International revenue represented 42 percent of revenue and increased 10 percent year-over-year to $163 million; EMEA revenue increased 17 percent to $104 million; Americas excluding U.S. revenue declined 2 percent to $25 million and APAC revenue was relatively flat at $34 million, all year-over-year, respectively.
New devices introduced in the past year, Fitbit Versa, Fitbit Charge 3, Fitbit Ace and Fitbit Aria 2, represented 6 percent of revenue.
GAAP gross margin was 39 percent and non-GAAP gross margin was 40.1 percent. Both GAAP and non-GAAP gross margins were negatively impacted by the change in mix towards smartwatches, partially offset by improved warranty costs.
GAAP operating expenses represented 44 percent of revenue, and non-GAAP operating expenses represented 38 percent of revenue.
GAAP impairment charge of $6 million to reflect the write-down of a minority equity investment.
Third Quarter 2018 Operational Highlights
Diversified wearable device revenue from predominately trackers to smartwatches and trackers. Smartwatch revenue grew to 49 percent of revenue from less than 10 percent a year ago.
Refreshed product line up.
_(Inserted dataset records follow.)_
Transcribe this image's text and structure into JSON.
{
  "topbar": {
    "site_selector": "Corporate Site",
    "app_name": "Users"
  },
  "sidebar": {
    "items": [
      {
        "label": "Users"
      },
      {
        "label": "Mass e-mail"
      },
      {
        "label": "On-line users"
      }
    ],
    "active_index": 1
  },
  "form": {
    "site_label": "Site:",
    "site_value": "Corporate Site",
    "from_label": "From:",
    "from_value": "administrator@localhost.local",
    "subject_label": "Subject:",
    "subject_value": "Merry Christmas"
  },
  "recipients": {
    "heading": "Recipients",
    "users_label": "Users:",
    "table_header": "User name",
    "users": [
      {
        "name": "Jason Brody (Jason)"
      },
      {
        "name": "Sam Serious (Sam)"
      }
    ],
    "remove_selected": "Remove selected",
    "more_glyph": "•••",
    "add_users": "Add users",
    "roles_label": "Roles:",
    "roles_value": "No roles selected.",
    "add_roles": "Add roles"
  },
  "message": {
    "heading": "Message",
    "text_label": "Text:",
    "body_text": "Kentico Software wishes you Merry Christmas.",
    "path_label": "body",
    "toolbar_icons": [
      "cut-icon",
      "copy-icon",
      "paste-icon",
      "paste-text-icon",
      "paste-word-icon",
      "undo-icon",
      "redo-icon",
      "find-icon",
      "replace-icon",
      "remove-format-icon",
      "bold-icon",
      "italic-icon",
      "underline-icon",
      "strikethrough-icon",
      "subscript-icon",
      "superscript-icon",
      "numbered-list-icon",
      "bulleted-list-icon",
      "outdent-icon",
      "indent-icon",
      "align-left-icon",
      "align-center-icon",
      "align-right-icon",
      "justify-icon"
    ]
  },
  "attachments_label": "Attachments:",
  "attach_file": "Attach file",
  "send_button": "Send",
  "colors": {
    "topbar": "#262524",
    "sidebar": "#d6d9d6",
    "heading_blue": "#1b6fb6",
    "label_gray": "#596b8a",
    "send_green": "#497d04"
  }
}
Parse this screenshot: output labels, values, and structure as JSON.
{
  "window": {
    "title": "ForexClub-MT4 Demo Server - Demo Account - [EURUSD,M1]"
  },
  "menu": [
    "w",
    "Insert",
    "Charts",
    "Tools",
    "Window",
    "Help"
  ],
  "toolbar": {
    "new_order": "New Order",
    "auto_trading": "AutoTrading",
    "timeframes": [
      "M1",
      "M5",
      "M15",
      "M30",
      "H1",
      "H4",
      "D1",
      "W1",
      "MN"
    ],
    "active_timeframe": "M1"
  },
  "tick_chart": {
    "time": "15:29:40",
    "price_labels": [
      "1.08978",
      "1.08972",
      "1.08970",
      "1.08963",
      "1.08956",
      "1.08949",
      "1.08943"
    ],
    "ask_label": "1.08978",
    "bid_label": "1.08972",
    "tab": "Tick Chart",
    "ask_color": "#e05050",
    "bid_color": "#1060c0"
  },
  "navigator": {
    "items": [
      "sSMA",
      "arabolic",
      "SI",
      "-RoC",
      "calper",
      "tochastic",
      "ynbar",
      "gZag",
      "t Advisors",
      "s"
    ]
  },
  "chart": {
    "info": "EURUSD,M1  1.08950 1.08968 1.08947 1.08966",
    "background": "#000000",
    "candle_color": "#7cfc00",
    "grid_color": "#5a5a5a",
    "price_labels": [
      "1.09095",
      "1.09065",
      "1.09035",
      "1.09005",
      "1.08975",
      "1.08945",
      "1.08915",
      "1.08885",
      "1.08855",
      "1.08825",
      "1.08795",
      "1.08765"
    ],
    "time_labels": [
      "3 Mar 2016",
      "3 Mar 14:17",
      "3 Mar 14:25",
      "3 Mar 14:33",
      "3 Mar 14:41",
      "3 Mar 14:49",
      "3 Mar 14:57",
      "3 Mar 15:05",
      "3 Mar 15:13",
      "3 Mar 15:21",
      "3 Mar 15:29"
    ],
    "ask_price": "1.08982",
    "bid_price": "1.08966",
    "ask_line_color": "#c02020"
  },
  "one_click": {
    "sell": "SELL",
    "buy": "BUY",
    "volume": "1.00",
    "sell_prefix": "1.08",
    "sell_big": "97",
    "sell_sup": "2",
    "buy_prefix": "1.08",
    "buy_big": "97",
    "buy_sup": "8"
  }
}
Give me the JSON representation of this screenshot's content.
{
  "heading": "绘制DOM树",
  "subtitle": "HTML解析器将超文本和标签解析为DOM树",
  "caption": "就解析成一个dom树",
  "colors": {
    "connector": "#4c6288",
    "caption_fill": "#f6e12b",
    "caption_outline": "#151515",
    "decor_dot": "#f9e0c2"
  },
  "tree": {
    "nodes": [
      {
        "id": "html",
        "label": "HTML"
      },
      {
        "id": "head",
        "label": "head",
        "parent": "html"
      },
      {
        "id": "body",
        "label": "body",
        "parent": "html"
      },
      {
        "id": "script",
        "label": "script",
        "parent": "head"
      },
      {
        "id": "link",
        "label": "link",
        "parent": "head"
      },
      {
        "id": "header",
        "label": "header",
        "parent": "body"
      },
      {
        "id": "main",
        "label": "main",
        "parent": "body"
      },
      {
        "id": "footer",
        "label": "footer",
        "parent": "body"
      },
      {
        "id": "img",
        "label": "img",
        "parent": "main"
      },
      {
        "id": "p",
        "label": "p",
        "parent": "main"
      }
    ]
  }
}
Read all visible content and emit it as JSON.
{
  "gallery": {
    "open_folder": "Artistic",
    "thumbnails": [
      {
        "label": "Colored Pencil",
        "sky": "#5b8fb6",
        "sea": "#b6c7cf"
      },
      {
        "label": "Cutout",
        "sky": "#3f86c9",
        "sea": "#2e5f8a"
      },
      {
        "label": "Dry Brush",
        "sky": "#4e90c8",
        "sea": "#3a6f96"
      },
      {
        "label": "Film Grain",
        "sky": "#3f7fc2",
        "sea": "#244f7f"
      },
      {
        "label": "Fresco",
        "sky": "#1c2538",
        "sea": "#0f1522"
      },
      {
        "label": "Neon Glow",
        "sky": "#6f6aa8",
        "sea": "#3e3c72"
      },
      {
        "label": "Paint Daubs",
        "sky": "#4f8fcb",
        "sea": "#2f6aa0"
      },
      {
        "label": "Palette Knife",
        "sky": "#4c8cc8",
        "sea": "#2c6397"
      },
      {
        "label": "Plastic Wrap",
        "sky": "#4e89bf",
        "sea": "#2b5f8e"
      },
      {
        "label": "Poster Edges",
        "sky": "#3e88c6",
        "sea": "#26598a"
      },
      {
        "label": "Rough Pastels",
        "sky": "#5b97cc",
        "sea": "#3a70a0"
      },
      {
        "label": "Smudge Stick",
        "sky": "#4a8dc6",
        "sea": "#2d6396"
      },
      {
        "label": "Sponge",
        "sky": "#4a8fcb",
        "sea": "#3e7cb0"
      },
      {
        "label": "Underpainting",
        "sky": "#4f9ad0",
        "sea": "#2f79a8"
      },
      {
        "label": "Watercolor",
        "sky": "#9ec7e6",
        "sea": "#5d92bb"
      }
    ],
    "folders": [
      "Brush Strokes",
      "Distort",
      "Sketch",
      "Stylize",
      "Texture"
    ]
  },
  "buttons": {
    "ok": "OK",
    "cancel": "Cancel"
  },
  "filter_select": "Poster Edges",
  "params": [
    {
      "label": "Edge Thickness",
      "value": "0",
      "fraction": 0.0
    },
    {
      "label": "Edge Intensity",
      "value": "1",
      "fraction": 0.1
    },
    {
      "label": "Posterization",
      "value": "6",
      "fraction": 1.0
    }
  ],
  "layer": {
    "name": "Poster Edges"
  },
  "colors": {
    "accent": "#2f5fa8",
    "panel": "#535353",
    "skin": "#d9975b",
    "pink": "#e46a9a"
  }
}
Versa outsold competitive offerings from each of Garmin, Samsung, Fossil in the U.S. Launched Charge 3 tracker device, the company’s most advanced health and fitness tracker.
Active community of users: 55 percent of the company’s active users viewed Fitbit Feed in the quarter.
58 percent of activations came from new users, while 42 percent came from repeat buyers. Of the repeat buyers, 49 percent were previously inactive for 90 days or greater.
Fourth Quarter 2018 Guidance
Fitbit expects revenue to be greater than $560 million with device sales down and a higher average selling price.
Non-GAAP net income per share of greater than $0.07.
Fitbit expects gross margins to trend slightly higher from the third quarter.
Capital expenditures as a percentage of revenue of approximately 5 percent.
Fitbit anticipates free cash flow to be approximately $90 million.
Non-GAAP effective tax rate of approximately 25 percent but can vary significantly depending on profitability.
Stock-based compensation expense of approximately $24 million and fully diluted share count of approximately 260 million.
Full-Year 2018 Guidance
Fitbit reiterates full-year 2018 revenue guidance of approximately $1.5 billion.
Fitbit expects the average selling price of the company’s devices to rise, offset by a decline in device sales. Fitbit expects tracker device sales to decline and smartwatch device sales to increase.
Fitbit is on-track to deliver or come in under its full year operating expense target of $740 million.
Capital expenditures as a percentage of revenue of approximately 4 percent.
Excluding the impact of the tax refund payment, Fitbit reiterates its free cash flow guidance of approximately ($20) million for 2018. Including the refund payment, free cash flow will be approximately $52 million.
Fitbit expects non-GAAP effective tax rate to be approximately 25 percent but may vary depending on geographic mix of revenue, tax credits and shift to profitability.
Stock-based compensation expense of approximately $98 million and basic/diluted share count of approximately 248/260 million.